Cameroon Tribune (Yaoundé)

Cameroun: Universités d'Etat - Les effectifs en folie

Yves Atanga

15 Octobre 2008


C'est donc l'heure de la reprise dans l'enseignement supérieur. Rentrée pour une année académique 2008/2009 pas tout à fait comme les autres. Et pour cause : elle va démarrer dans un contexte marqué par un nouvel enrichissement de l'offre dans les universités d'Etat. Mais aussi dans les institutions privées d'enseignement supérieur, de plus en plus nombreuses, de plus en plus diversifiées et pointues dans leurs offres.

L'université de Maroua apparaît ainsi comme la superstar des universités en cette période de rentrée. Il n'y a qu'à voir la ruée vers le concours d'entrée à l'Ecole normale supérieure de la ville pour comprendre l'opportunité et l'impact de cet avènement. Près de 40.000 candidats, d'après le Minesup pour près de 2000 places disponibles, c'est un signe d'engouement certain. Mais c'est aussi et surtout le reflet des défis qui attendent les responsables des universités d'Etat à l'aube de cette nouvelle année.

La question est là, qui se pose de manière récurrente depuis au moins trois rentrées : comment contenir l'afflux exponentiel des diplômés de l'enseignement secondaire ? Car après s'être félicité des progrès enregistrés au baccalauréat et au GCE Advanced Level, il vaut mieux ne pas perdre de vue que cette population constitue une source de presse démographique potentielle pour les universités du pays.

Les chiffres : au terme de la session 2008 des examens officiels, 37.350 jeunes ont obtenu le baccalauréat général ; 15.283, le GCE Advanced Level. Ainsi, sans même compter l'enseignement technique, voilà plus de 50.000 Camerounais susceptibles de frapper aux portes des différentes institutions universitaires. Auxquels il faut déjà ajouter la population existante.

Comment entend-on gérer cette demande potentielle ? La question trotte certainement déjà dans les esprits des responsables. Dans les sept universités d'Etat, premiers points de chute de cette masse de bacheliers, elle implique une adéquation avec l'offre de formation. Le nombre d'enseignants, les salles de cours, les bibliothèques. Mais aussi des commodités élémentaires comme les restaurants universitaires, les toilettes, et le logement.

C'est pour faire le point au cas par cas, que CT ouvre le dossier. Et les premières investigations montrent que des dispositions sont globalement prises pour éviter les surprises côté effectifs. Les universités fonctionnent avec un minimum de prévisions, qui aident à contenir la demande.
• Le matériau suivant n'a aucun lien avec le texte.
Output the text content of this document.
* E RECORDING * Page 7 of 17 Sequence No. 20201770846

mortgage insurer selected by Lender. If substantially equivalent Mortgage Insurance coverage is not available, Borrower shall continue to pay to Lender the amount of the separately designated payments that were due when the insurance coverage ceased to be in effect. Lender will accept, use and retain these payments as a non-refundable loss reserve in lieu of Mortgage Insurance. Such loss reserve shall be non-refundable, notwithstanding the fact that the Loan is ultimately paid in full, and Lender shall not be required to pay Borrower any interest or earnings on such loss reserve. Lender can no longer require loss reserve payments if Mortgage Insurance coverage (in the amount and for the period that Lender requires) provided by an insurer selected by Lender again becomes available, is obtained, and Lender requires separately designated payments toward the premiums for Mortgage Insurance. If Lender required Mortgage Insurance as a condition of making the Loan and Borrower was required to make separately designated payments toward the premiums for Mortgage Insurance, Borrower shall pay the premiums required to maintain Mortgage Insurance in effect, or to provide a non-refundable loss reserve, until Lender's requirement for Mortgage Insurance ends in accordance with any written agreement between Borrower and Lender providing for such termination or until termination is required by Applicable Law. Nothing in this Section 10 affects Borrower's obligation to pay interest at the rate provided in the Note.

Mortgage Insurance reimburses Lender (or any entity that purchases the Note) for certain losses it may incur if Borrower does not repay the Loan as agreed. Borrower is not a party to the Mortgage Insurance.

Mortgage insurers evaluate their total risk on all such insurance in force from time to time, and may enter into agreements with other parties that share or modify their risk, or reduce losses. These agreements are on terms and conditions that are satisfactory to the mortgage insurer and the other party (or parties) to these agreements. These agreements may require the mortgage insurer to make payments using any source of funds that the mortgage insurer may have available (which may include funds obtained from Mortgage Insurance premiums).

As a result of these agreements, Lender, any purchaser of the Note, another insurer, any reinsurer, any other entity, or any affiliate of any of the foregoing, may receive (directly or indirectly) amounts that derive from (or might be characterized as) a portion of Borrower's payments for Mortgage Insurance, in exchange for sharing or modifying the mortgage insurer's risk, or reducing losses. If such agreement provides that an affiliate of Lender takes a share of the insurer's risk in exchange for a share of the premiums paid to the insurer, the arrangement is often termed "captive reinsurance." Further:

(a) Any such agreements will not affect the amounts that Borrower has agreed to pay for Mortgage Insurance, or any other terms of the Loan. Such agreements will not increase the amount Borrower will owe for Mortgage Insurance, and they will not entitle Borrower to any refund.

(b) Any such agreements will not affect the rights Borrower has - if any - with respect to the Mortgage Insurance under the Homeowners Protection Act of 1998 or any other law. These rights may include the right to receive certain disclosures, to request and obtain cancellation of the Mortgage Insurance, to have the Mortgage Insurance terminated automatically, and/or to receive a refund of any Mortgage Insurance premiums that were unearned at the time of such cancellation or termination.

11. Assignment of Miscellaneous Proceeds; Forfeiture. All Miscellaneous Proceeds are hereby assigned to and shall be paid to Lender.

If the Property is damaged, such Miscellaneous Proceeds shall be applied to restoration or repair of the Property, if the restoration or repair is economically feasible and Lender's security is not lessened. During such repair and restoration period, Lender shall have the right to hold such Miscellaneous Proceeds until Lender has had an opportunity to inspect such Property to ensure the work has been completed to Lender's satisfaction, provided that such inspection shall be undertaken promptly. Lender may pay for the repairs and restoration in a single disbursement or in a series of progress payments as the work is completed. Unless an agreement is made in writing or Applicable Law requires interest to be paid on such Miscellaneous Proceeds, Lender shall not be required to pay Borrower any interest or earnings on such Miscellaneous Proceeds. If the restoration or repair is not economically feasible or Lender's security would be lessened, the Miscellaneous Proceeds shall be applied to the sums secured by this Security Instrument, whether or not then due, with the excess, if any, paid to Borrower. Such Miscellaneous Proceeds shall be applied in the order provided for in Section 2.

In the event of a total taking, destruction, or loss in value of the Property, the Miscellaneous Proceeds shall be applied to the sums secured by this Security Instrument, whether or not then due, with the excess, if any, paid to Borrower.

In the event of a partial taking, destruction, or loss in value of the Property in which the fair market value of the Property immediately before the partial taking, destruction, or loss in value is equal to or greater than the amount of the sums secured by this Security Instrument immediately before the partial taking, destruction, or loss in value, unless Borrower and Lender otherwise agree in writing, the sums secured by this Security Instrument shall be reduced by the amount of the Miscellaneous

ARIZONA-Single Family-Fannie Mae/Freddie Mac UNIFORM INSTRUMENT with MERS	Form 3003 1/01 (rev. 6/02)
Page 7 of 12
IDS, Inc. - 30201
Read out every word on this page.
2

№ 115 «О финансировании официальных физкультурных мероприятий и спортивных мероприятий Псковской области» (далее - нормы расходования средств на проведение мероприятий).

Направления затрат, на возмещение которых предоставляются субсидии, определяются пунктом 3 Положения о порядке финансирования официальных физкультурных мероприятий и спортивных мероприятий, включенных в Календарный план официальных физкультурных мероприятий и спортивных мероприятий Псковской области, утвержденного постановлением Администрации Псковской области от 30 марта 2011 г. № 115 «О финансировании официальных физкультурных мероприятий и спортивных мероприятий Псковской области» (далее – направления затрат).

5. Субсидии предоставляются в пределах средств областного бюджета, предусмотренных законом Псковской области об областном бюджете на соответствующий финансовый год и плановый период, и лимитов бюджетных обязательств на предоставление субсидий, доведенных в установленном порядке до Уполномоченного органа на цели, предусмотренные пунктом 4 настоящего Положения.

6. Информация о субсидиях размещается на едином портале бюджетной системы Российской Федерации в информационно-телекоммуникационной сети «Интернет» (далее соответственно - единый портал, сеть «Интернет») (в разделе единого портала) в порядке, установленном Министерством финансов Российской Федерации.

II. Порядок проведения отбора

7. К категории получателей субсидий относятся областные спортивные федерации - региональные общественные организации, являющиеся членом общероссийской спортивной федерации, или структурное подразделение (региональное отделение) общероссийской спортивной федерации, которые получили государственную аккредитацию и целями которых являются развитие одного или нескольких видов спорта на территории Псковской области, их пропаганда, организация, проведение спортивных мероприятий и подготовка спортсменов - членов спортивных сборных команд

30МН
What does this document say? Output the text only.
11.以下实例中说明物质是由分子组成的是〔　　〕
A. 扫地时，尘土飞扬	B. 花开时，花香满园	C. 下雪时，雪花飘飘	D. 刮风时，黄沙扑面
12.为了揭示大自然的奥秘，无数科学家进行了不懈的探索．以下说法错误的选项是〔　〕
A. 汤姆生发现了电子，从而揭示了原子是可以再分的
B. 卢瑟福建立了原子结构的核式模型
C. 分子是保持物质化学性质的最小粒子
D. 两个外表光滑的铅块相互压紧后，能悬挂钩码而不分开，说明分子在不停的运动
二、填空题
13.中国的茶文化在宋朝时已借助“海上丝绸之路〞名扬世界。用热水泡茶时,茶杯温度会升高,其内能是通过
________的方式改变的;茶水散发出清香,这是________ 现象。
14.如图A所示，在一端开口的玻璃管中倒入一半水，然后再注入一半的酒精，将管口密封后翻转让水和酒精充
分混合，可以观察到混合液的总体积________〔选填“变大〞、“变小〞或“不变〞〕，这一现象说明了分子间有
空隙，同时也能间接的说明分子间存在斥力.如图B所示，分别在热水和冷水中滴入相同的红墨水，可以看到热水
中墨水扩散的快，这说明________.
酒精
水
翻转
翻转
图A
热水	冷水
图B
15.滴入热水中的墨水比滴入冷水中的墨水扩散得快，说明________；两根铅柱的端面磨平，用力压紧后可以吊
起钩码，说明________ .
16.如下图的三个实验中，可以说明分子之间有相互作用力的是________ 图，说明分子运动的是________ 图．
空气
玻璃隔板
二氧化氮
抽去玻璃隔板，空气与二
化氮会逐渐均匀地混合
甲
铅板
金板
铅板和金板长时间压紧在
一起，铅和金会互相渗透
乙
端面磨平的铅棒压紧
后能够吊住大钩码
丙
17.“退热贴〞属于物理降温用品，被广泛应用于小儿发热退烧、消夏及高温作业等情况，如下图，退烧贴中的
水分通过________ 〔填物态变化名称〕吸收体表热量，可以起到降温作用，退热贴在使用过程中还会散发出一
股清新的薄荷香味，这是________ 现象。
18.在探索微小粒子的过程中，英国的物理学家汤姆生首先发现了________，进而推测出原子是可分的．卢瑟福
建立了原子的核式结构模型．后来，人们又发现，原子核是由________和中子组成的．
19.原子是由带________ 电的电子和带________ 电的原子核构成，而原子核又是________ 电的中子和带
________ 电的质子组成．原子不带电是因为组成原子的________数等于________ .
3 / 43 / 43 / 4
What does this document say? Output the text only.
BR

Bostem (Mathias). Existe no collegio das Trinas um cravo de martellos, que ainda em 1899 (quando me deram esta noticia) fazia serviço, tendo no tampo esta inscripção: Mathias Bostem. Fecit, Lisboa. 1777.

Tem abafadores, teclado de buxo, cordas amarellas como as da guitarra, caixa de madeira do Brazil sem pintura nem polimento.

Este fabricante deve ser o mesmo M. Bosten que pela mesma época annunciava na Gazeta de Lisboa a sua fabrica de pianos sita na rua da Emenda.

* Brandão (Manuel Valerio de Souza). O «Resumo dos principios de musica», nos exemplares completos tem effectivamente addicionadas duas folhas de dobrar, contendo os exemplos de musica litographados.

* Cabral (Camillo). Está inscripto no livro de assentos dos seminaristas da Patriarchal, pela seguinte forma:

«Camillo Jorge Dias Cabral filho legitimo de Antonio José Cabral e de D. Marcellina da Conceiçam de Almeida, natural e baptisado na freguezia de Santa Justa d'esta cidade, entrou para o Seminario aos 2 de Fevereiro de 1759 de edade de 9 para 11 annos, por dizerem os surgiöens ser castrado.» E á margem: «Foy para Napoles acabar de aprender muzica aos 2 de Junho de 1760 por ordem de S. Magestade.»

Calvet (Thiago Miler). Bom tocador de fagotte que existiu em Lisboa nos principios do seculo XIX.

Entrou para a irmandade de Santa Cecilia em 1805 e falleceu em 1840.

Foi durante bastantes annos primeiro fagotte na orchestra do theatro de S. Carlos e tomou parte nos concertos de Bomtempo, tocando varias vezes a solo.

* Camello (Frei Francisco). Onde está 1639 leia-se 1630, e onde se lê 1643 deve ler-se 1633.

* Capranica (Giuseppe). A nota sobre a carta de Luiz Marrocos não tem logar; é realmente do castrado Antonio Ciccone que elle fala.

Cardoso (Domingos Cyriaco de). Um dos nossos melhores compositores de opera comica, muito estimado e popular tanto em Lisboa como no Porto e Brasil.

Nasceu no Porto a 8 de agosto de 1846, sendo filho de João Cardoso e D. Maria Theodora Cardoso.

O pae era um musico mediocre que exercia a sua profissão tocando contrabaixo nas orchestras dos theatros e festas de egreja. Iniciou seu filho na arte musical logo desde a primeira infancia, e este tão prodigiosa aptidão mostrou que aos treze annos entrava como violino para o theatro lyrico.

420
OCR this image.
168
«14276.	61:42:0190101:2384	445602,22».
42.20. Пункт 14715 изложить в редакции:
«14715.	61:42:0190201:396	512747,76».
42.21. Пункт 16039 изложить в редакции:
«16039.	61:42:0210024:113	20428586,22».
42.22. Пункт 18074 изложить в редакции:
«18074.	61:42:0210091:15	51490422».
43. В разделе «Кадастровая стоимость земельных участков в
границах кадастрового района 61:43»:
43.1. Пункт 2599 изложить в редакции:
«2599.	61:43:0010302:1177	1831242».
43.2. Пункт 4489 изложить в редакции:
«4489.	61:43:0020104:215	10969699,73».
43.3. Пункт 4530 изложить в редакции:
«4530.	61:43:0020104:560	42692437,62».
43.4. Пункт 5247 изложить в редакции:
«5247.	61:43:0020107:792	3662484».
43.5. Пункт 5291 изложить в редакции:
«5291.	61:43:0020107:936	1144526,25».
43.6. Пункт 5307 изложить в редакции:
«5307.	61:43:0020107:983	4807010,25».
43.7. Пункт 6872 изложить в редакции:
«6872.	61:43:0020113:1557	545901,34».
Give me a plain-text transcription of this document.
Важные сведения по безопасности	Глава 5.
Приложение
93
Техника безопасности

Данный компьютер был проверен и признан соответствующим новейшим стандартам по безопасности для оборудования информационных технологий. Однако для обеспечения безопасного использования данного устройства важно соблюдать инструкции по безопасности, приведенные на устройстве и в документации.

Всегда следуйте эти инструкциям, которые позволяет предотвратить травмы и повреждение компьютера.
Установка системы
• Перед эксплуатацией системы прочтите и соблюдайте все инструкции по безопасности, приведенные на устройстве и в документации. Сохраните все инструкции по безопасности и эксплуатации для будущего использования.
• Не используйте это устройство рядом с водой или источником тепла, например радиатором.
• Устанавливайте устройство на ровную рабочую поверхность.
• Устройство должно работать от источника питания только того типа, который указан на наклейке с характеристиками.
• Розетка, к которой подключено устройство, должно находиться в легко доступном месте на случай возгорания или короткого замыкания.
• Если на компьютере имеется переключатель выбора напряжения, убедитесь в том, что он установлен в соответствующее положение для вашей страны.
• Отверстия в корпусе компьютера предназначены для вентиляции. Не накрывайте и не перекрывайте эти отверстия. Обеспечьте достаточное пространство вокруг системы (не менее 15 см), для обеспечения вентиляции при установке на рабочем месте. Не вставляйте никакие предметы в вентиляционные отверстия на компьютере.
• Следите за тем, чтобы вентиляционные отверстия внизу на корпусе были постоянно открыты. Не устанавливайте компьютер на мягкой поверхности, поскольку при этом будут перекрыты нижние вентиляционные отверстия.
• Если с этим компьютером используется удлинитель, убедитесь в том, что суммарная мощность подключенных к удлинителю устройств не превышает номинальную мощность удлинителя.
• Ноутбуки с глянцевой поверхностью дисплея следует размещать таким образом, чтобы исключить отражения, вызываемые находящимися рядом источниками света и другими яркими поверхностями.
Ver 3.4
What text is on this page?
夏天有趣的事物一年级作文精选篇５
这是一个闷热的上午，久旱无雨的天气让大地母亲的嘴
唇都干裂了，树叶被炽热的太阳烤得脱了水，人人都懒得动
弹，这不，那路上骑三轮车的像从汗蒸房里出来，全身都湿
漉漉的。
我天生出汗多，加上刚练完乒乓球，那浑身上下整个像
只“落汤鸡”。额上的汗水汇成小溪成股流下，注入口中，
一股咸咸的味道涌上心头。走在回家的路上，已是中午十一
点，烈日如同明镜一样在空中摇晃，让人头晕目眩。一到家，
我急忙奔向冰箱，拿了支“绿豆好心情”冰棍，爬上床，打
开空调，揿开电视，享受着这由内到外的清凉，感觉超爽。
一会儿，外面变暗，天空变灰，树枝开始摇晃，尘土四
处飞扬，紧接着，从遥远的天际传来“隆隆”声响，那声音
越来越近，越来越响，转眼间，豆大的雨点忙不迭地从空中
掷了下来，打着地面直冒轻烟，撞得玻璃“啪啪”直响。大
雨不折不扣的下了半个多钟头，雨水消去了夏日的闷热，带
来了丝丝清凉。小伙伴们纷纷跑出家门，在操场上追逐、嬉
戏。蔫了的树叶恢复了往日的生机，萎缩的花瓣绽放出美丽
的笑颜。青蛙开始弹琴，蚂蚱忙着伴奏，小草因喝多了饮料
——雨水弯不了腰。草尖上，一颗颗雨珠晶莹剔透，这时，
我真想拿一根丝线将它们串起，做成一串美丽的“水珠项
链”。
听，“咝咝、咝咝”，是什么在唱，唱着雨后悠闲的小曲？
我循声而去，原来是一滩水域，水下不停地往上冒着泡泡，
Mais évidemment, elles ne sont pas toutes logées à la même enseigne. A l'instar de Maroua, qui à peine au stade des balbutiements, doit déjà faire face à l'incroyable pression. Sur ce plan, Yaoundé I et Yaoundé II, Douala n'ont plus vraiment le monopole. L'université de Buea attire aujourd'hui presque autant, en raison de la réputation qu'elle s'est forgée au fil des années. Mais ici, un système de sélection strict, à l'anglo-saxonne règle une partie du problème.

Et dieu merci, la large ouverture au secteur privé constitue une véritable bouée de sauvetage. La mode aux formations courtes à caractère professionnel a favorisé l'essor des institutions de formations pour le Brevet de technicien supérieur (BTS) et son équivalent (NHD) dans le système anglophone. De même, on ne peut ignorer le rôle de l'université catholique d'Afrique centrale, salutaire pour bon nombre de bacheliers.

Mais qui au même titre que les universités d'Etat est aujourd'hui submergée par les candidats. A côté, d'autres institutions de même nature comme l'université protestante d'Afrique centrale apportent progressivement leur contribution à travers le pays. Et l'on a bel espoir d'avoir dans pas longtemps, une université dans chaque grande ville. En attendant, on va encore se serrer un peu, c'est clair.